2 Kings 19-21

After the Assyrian commander besieging Jerusalem intimidates Judah, Hezekiah goes to the temple and sends his officials to Isaiah.  He reassures them that the Assyrians will leave without harming them.  This happens, and the commander sends a threatening letter before he departs.  Hezekiah pleads with God over it, and Isaiah prophesies again that Assyria won't enter.  That night, God kills 185,000 in the Assyrian army.  The king goes home and is assassinated by his sons.

Hezekiah gets sick and Isaiah says he will die.  Hezekiah weeps, and before Isaiah leaves the palace God sends him back to say he will be healed and have 15 more years of life.  Hezekiah asks for a sign, and the shadow on his steps reverses itself.

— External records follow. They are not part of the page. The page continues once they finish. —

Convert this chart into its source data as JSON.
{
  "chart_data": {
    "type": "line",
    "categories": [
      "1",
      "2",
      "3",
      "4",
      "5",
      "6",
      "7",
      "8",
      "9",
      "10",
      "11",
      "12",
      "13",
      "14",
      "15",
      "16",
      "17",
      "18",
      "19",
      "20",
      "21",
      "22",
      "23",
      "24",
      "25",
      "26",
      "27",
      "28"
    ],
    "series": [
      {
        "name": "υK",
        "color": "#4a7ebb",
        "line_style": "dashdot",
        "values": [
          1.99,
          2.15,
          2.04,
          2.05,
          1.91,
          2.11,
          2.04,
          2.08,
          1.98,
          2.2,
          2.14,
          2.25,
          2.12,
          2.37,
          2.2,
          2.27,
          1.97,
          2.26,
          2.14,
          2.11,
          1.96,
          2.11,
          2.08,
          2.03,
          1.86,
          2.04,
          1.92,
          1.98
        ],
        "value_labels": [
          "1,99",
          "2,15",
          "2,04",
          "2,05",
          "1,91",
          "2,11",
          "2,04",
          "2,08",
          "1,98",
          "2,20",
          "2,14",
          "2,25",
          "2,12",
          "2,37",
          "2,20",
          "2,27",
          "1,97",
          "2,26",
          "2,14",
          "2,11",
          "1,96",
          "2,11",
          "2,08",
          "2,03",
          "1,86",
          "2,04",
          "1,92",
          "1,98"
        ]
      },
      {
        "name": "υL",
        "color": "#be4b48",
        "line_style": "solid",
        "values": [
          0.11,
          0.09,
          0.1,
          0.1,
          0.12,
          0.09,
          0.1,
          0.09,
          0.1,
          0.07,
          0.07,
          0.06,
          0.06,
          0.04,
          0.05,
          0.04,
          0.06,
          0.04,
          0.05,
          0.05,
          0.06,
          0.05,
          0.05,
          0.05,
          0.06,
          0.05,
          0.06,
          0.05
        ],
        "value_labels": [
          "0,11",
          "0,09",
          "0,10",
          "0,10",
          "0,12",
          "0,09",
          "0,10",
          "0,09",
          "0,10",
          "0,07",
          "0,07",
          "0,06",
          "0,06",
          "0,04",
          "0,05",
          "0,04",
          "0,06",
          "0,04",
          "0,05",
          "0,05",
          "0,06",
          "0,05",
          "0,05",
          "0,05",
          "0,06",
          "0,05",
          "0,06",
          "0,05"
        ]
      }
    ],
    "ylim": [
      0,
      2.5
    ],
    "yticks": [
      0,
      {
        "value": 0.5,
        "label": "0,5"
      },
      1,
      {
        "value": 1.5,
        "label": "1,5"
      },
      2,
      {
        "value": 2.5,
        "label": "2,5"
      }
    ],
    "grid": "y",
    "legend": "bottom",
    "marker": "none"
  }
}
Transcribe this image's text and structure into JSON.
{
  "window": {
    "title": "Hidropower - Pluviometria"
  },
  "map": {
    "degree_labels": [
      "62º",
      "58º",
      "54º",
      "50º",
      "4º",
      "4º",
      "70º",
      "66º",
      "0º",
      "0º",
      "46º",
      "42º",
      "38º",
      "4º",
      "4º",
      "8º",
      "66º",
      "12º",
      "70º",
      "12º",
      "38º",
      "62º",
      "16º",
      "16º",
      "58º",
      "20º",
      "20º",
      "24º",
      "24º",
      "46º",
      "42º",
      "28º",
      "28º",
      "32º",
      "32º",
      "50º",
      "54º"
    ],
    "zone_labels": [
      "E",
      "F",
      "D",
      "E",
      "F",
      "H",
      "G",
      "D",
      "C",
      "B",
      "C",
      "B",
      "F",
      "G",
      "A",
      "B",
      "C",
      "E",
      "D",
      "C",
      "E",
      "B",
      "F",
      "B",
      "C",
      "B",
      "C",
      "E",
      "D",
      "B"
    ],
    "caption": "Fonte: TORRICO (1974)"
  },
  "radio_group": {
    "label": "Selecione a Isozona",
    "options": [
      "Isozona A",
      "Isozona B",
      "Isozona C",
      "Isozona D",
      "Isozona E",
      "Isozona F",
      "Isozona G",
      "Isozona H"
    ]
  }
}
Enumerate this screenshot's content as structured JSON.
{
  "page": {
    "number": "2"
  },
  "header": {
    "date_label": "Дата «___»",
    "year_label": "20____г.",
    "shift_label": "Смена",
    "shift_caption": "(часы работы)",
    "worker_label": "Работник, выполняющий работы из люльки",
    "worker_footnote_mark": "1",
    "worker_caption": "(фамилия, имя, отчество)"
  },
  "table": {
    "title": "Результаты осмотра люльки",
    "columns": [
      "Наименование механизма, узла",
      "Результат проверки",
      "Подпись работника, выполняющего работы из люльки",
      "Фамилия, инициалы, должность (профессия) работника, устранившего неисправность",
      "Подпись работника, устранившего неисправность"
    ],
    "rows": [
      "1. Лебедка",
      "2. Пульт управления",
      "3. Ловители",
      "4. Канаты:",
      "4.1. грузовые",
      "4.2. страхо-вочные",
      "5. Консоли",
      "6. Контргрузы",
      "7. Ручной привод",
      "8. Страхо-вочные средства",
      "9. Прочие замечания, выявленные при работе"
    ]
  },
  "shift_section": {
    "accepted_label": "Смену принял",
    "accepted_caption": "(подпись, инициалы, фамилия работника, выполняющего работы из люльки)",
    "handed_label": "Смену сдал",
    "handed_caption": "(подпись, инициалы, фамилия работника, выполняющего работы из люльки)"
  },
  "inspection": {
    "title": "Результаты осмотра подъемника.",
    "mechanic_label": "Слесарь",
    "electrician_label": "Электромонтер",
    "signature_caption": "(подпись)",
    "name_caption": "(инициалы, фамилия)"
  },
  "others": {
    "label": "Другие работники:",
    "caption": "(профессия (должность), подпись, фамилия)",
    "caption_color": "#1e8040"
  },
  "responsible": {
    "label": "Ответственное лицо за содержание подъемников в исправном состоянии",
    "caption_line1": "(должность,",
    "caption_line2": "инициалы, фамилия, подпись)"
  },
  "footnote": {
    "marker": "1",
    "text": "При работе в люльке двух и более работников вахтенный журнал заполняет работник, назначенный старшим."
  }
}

Babylonian emissaries bring gifts to Hezekiah, and he shows them his treasure.  Isaiah hears of it and prophesies Judah's fall to Babylon - Hezekiah's own sons will become exiles and eunuchs there.  Hezekiah shrugs, since it won't affect him.  He dug a tunnel to bring water into the city during siege.  [It is there to walk through to this day!]

Manasseh, Hezekiah's son, reigns for 55 years, and undoes all Hezekiah's reforms for God, and worships Canaanite gods.  He sacrificed his son to them, and set up an Asherah pole [a phallic symbol] in the temple of God.  He shed much innocent blood [child sacrifice to gods endorsed].  Prophets pronounce Judah's doom for this.  Amon, Manasseh's son, reigns for two years, is wicked and is assassinated.  The people execute his assassins and put his son Josiah on the throne.

How this is about Jesus
He prophesies the siege and overthrow of Jerusalem, too, mentioning an abomination in the temple.

Hezekiah is one of a very short list of men who knew when they were going to die.  It didn't help him live any better, it seems.  His son born during the extended time is wicked, and he doesn't care much about future generations.  All this after his great reforms for the Lord earlier!

21 - Manasseh's sins are much like ours today: sexual indecency and abortion (children sacrificed to gods of pleasure and fertility).  Shedding innocent blood like abortion was the trigger that brought on God's judgment.